Persévérer est lié ainsi à la tolérance envers soi-même. C’est normal de faire des erreurs, d’échouer, cela fait partie de l’apprentissage.
Persévérer est aussi lié à l’espérance, on persévère car on croit qu’on peut y arriver. Comme le dit le verset du jour : « Espérer ce que nous ne voyons pas, c’est l’attendre avec persévérance.» (Romains 8,25).
Quand on court, quand on joue, on sait combien l’essoufflement est vite là. Quand on fait du sport, on sait combien il en faut de la persévérance. Comme le dit Michael Jordan « J’ai raté 9000 tirs dans ma carrière. J’ai perdu presque 300 matchs. 26 fois, on m’a fait confiance pour prendre le tir de la victoire et j’ai raté. J’ai échoué encore et encore dans ma vie. C’est pourquoi je réussis. »
Confiance et persévérance. Quand un enfant grandit, il a besoin de la confiance de ses parents. Cela lui permet de persévérer et d’essayer encore et d’y croire.

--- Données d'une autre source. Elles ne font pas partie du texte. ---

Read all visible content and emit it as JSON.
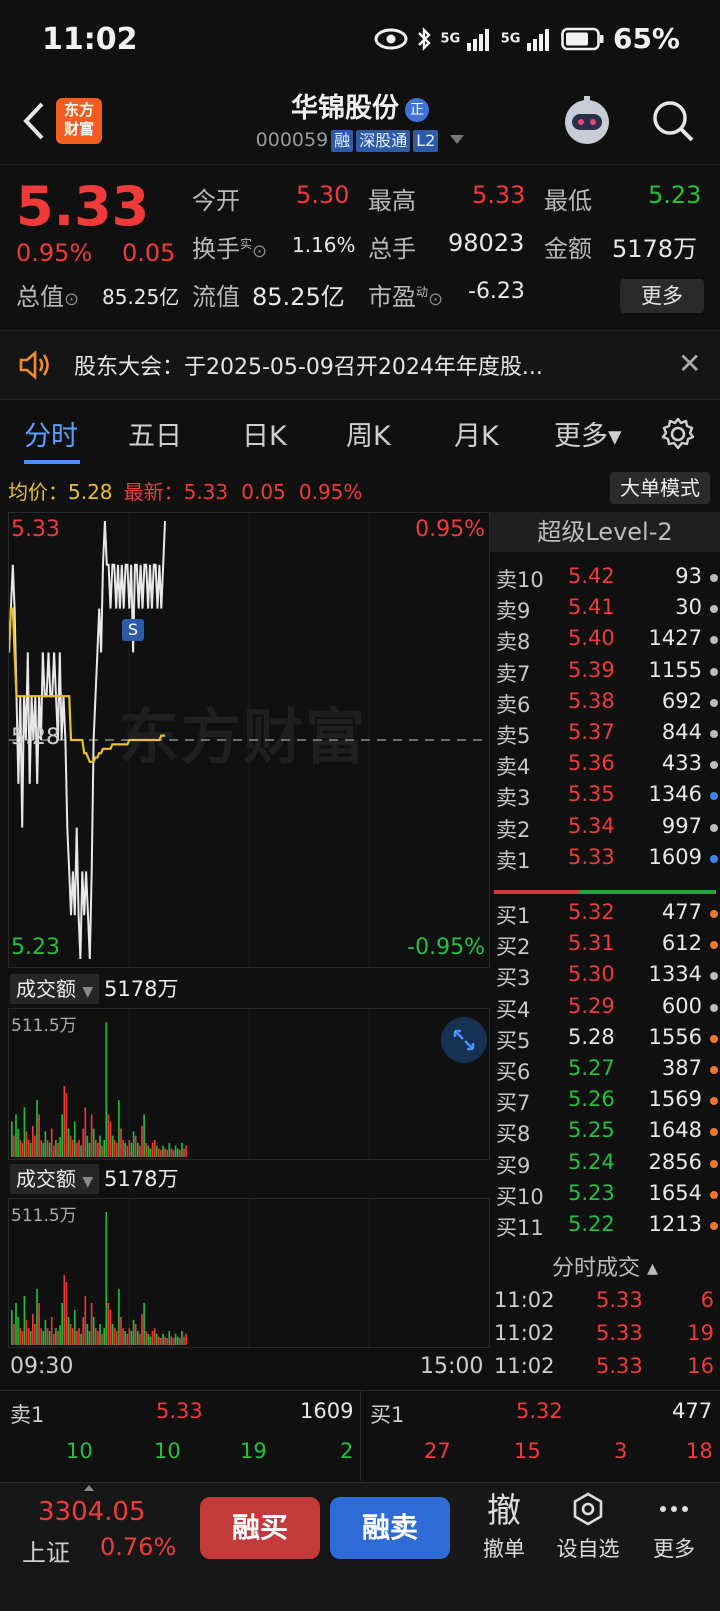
{
  "status_bar": {
    "time": "11:02",
    "battery": "65%",
    "signal1": "5G",
    "signal2": "5G"
  },
  "header": {
    "logo_line1": "东方",
    "logo_line2": "财富",
    "stock_name": "华锦股份",
    "badge": "正",
    "code": "000059",
    "tags": [
      "融",
      "深股通",
      "L2"
    ]
  },
  "quote": {
    "price": "5.33",
    "change_pct": "0.95%",
    "change": "0.05",
    "open_label": "今开",
    "open": "5.30",
    "high_label": "最高",
    "high": "5.33",
    "low_label": "最低",
    "low": "5.23",
    "turnover_label": "换手",
    "turnover_sup": "实",
    "turnover": "1.16%",
    "volume_label": "总手",
    "volume": "98023",
    "amount_label": "金额",
    "amount": "5178万",
    "mktcap_label": "总值",
    "mktcap": "85.25亿",
    "float_label": "流值",
    "float": "85.25亿",
    "pe_label": "市盈",
    "pe_sup": "动",
    "pe": "-6.23",
    "more": "更多"
  },
  "notice": {
    "text": "股东大会：于2025-05-09召开2024年年度股...",
    "close": "✕"
  },
  "tabs": [
    {
      "label": "分时"
    },
    {
      "label": "五日"
    },
    {
      "label": "日K"
    },
    {
      "label": "周K"
    },
    {
      "label": "月K"
    },
    {
      "label": "更多▾"
    }
  ],
  "avg_bar": {
    "avg_label": "均价：",
    "avg": "5.28",
    "latest_label": "最新：",
    "latest": "5.33",
    "latest_chg": "0.05",
    "latest_pct": "0.95%",
    "big_order": "大单模式"
  },
  "chart_labels": {
    "top_price": "5.33",
    "top_pct": "0.95%",
    "mid_price": "5.28",
    "bottom_price": "5.23",
    "bottom_pct": "-0.95%",
    "watermark": "东方财富",
    "marker": "S"
  },
  "chart_data": {
    "type": "line",
    "ylim": [
      5.23,
      5.33
    ],
    "series": [
      {
        "values": [
          5.3,
          5.31,
          5.32,
          5.31,
          5.29,
          5.27,
          5.29,
          5.26,
          5.29,
          5.28,
          5.3,
          5.27,
          5.29,
          5.28,
          5.29,
          5.27,
          5.29,
          5.28,
          5.3,
          5.29,
          5.29,
          5.3,
          5.29,
          5.29,
          5.3,
          5.29,
          5.28,
          5.3,
          5.28,
          5.29,
          5.28,
          5.26,
          5.25,
          5.24,
          5.25,
          5.24,
          5.26,
          5.24,
          5.23,
          5.25,
          5.24,
          5.25,
          5.24,
          5.23,
          5.25,
          5.28,
          5.29,
          5.3,
          5.31,
          5.3,
          5.32,
          5.33,
          5.32,
          5.32,
          5.31,
          5.32,
          5.32,
          5.31,
          5.32,
          5.31,
          5.32,
          5.31,
          5.32,
          5.32,
          5.31,
          5.32,
          5.3,
          5.32,
          5.32,
          5.31,
          5.32,
          5.31,
          5.32,
          5.32,
          5.31,
          5.32,
          5.31,
          5.32,
          5.32,
          5.31,
          5.32,
          5.31,
          5.32,
          5.33
        ]
      },
      {
        "values": [
          5.3,
          5.31,
          5.31,
          5.3,
          5.29,
          5.29,
          5.29,
          5.29,
          5.29,
          5.29,
          5.29,
          5.29,
          5.29,
          5.29,
          5.29,
          5.29,
          5.29,
          5.29,
          5.29,
          5.29,
          5.29,
          5.29,
          5.29,
          5.29,
          5.29,
          5.29,
          5.29,
          5.29,
          5.29,
          5.29,
          5.29,
          5.29,
          5.29,
          5.28,
          5.28,
          5.28,
          5.28,
          5.28,
          5.28,
          5.28,
          5.277,
          5.277,
          5.276,
          5.275,
          5.275,
          5.275,
          5.276,
          5.276,
          5.277,
          5.277,
          5.278,
          5.278,
          5.278,
          5.278,
          5.278,
          5.279,
          5.279,
          5.279,
          5.279,
          5.279,
          5.279,
          5.279,
          5.279,
          5.279,
          5.28,
          5.28,
          5.28,
          5.28,
          5.28,
          5.28,
          5.28,
          5.28,
          5.28,
          5.28,
          5.28,
          5.28,
          5.28,
          5.28,
          5.28,
          5.28,
          5.28,
          5.281,
          5.281,
          5.281
        ]
      }
    ],
    "volume_top_label": "511.5万"
  },
  "volume_panels": [
    {
      "label": "成交额",
      "value": "5178万",
      "max": "511.5万"
    },
    {
      "label": "成交额",
      "value": "5178万",
      "max": "511.5万"
    }
  ],
  "time_axis": {
    "start": "09:30",
    "end": "15:00"
  },
  "order_book": {
    "title": "超级Level-2",
    "asks": [
      {
        "label": "卖10",
        "price": "5.42",
        "vol": "93",
        "dot": "#bbbbbb"
      },
      {
        "label": "卖9",
        "price": "5.41",
        "vol": "30",
        "dot": "#bbbbbb"
      },
      {
        "label": "卖8",
        "price": "5.40",
        "vol": "1427",
        "dot": "#bbbbbb"
      },
      {
        "label": "卖7",
        "price": "5.39",
        "vol": "1155",
        "dot": "#bbbbbb"
      },
      {
        "label": "卖6",
        "price": "5.38",
        "vol": "692",
        "dot": "#bbbbbb"
      },
      {
        "label": "卖5",
        "price": "5.37",
        "vol": "844",
        "dot": "#bbbbbb"
      },
      {
        "label": "卖4",
        "price": "5.36",
        "vol": "433",
        "dot": "#bbbbbb"
      },
      {
        "label": "卖3",
        "price": "5.35",
        "vol": "1346",
        "dot": "#3d86e8"
      },
      {
        "label": "卖2",
        "price": "5.34",
        "vol": "997",
        "dot": "#bbbbbb"
      },
      {
        "label": "卖1",
        "price": "5.33",
        "vol": "1609",
        "dot": "#3d86e8"
      }
    ],
    "bids": [
      {
        "label": "买1",
        "price": "5.32",
        "vol": "477",
        "dot": "#f0782e",
        "color": "red"
      },
      {
        "label": "买2",
        "price": "5.31",
        "vol": "612",
        "dot": "#f0782e",
        "color": "red"
      },
      {
        "label": "买3",
        "price": "5.30",
        "vol": "1334",
        "dot": "#bbbbbb",
        "color": "red"
      },
      {
        "label": "买4",
        "price": "5.29",
        "vol": "600",
        "dot": "#bbbbbb",
        "color": "red"
      },
      {
        "label": "买5",
        "price": "5.28",
        "vol": "1556",
        "dot": "#f0782e",
        "color": "white"
      },
      {
        "label": "买6",
        "price": "5.27",
        "vol": "387",
        "dot": "#f0782e",
        "color": "green"
      },
      {
        "label": "买7",
        "price": "5.26",
        "vol": "1569",
        "dot": "#f0782e",
        "color": "green"
      },
      {
        "label": "买8",
        "price": "5.25",
        "vol": "1648",
        "dot": "#f0782e",
        "color": "green"
      },
      {
        "label": "买9",
        "price": "5.24",
        "vol": "2856",
        "dot": "#f0782e",
        "color": "green"
      },
      {
        "label": "买10",
        "price": "5.23",
        "vol": "1654",
        "dot": "#f0782e",
        "color": "green"
      },
      {
        "label": "买11",
        "price": "5.22",
        "vol": "1213",
        "dot": "#f0782e",
        "color": "green"
      }
    ],
    "trades_title": "分时成交 ▴",
    "trades": [
      {
        "time": "11:02",
        "price": "5.33",
        "vol": "6"
      },
      {
        "time": "11:02",
        "price": "5.33",
        "vol": "19"
      },
      {
        "time": "11:02",
        "price": "5.33",
        "vol": "16"
      }
    ]
  },
  "best": {
    "sell_label": "卖1",
    "sell_price": "5.33",
    "sell_vol": "1609",
    "buy_label": "买1",
    "buy_price": "5.32",
    "buy_vol": "477",
    "sell_queue": [
      "10",
      "10",
      "19",
      "2"
    ],
    "buy_queue": [
      "27",
      "15",
      "3",
      "18"
    ]
  },
  "footer": {
    "index_value": "3304.05",
    "index_name": "上证",
    "index_chg": "0.76%",
    "buy_btn": "融买",
    "sell_btn": "融卖",
    "cancel_icon": "撤",
    "cancel_label": "撤单",
    "watch_label": "设自选",
    "more_label": "更多"
  },
  "colors": {
    "up": "#f03a3a",
    "down": "#22c03c",
    "avg": "#e8c12c",
    "accent": "#4a8fff"
  }
}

Espérance et persévérance. La persévérance n'est possible que lorsque l’espérance est là. A quoi bon persévérer, si on ne croit pas que l’avenir existe. Mais s’il manque la persévérance, l’avenir ne pourra pas être devenir. Il ne suffit pas d’y croire encore faut-il agir. Comme le dit Kilian Jornet : « Gagnez ce n’est pas finir en première position. Ça n’est pas battre les autres. Gagner c’est se vaincre soi-même. Vaincre notre corps, nos limites et nos peurs. Gagner c’est se dépasser soi-même et transformer nos rêves en réalité. »

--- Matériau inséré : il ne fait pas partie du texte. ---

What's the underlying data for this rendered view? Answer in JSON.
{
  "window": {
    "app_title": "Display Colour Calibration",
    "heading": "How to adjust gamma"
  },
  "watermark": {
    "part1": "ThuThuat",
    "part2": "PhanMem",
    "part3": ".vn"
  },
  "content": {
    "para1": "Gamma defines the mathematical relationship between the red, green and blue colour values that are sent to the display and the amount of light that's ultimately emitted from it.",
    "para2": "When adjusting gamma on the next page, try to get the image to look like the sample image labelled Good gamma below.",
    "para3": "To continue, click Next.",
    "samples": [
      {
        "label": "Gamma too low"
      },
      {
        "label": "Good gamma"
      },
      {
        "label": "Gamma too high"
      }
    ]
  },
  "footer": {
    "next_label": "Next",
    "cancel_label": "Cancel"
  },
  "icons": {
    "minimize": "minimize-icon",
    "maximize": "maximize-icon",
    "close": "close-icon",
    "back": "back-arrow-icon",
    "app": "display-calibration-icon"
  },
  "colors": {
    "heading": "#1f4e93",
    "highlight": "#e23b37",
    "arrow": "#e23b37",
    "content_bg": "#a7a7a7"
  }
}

C’est cela la persévérance : Essayer, échouer, essayer encore. La persévérance implique la bienveillance face aux échecs. C’est normal d’échouer, cela fait partie de la vie. Le contraire de la persévérance c’est l’abandon et l’inconstance.
« Mon ami, mon amie, mon frère, ma soeur, mon voisin, ma voisine, je te souhaite un amour solide et de la tendresse pour t’épanouir tout au long de l’année, car chacun le sait d’expérience, sans amour la vie est vaine et stérile.
Je te souhaite la réussite, car chacun le sait d’expérience, l’échec détruit les vivants et ôte le goût d’avancer.
Je te souhaite la persévérance, car chacun le sait d’expérience, les plus belles entreprises et les plus généreuses risquent l’essoufflement.
Je te souhaite le rire car il a le pouvoir de vaincre la peur. Je te souhaite la joie et d’échapper au découragementet puis encore…
En fait, non : je ne te souhaite rien, je te le donne ! » Charles Singer
Et si Paul n'avait pas persévéré ?
Dans ce récit, Paul persévère dans sa foi.
Il aurait eu toutes les raisons d’abandonner, de désespérer, lui qui était prisonnier, lui que personne n’écoutait…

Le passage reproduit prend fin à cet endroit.